Studio album by Torche
- Released: February 24, 2015
- Recorded: Pinecrust Studio (Miami, Florida)
- Genre: Stoner metal, sludge metal, alternative rock
- Length: 38:11
- Label: Relapse
- Producer: Jonathan Nunez

Torche chronology
| Harmonicraft (2012) | Restarter (2015) | Admission (2019) |

= Restarter =

Restarter is the fourth studio album by the American rock band Torche. The album was released on February 24, 2015, through Relapse Records. Restarter was produced by Jonathan Nunez of Torche and mixed by Converge guitarist Kurt Ballou.

==Promotion and release==
To promote the release of the album, Relapse worked with the band to create a 16-bit video game called "Torche vs Robots: Annihilation Affair". In the game, players act as one of the members of Torche to destroy the robots which have taken over the city. Fans were invited to upload videos of themselves beating the game—fans demonstrating the fastest time with each band member before the official release of the album would win a prize package including Restarter on vinyl, a Torche T-shirt, two tickets to see the band on tour, and a set of Torche stickers. The initial release on February 6 was limited to desktop only; a mobile version, for iPhone and Android devices, was released February 19.

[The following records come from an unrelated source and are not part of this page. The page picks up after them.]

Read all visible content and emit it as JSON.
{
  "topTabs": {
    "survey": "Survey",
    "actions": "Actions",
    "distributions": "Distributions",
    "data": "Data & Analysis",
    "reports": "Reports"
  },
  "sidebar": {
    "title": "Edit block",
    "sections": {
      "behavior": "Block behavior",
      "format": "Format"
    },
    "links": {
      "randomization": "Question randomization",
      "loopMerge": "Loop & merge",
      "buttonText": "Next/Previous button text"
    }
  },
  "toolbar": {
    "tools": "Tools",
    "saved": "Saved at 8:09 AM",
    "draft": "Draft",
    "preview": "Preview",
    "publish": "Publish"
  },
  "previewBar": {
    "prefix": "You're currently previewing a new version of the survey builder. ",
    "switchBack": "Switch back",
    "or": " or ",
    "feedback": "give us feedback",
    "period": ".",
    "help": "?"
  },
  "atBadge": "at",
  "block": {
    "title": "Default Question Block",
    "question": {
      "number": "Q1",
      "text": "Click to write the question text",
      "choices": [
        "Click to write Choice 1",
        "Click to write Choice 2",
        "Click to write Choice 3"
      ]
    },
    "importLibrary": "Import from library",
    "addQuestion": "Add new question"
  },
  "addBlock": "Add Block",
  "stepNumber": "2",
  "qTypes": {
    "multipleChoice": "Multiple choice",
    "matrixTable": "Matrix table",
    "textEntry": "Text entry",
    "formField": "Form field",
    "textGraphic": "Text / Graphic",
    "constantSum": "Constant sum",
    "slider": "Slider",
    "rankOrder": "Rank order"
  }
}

Restarter began streaming in its entirety on SoundCloud on February 16. The album was officially released on February 24, along with a trailer for the animated "Annihilation Affair" music video, directed by Phil Mucci, which premiered on March 23.

==Critical and commercial reception==

Restarter garnered generally positive reviews from music critics. Many praised it for "[refining] the doom-pop/melodic hard rock" for which Torche is best known. Songs like "Loose Men" and "Blasted" were celebrated for continuing the tradition of incorporating pop elements into their brand of sludge-tinged hard rock, while the last 4 songs were lauded by many as some of their heaviest - Jon Hasudek called them "the least compromising songs they've ever written."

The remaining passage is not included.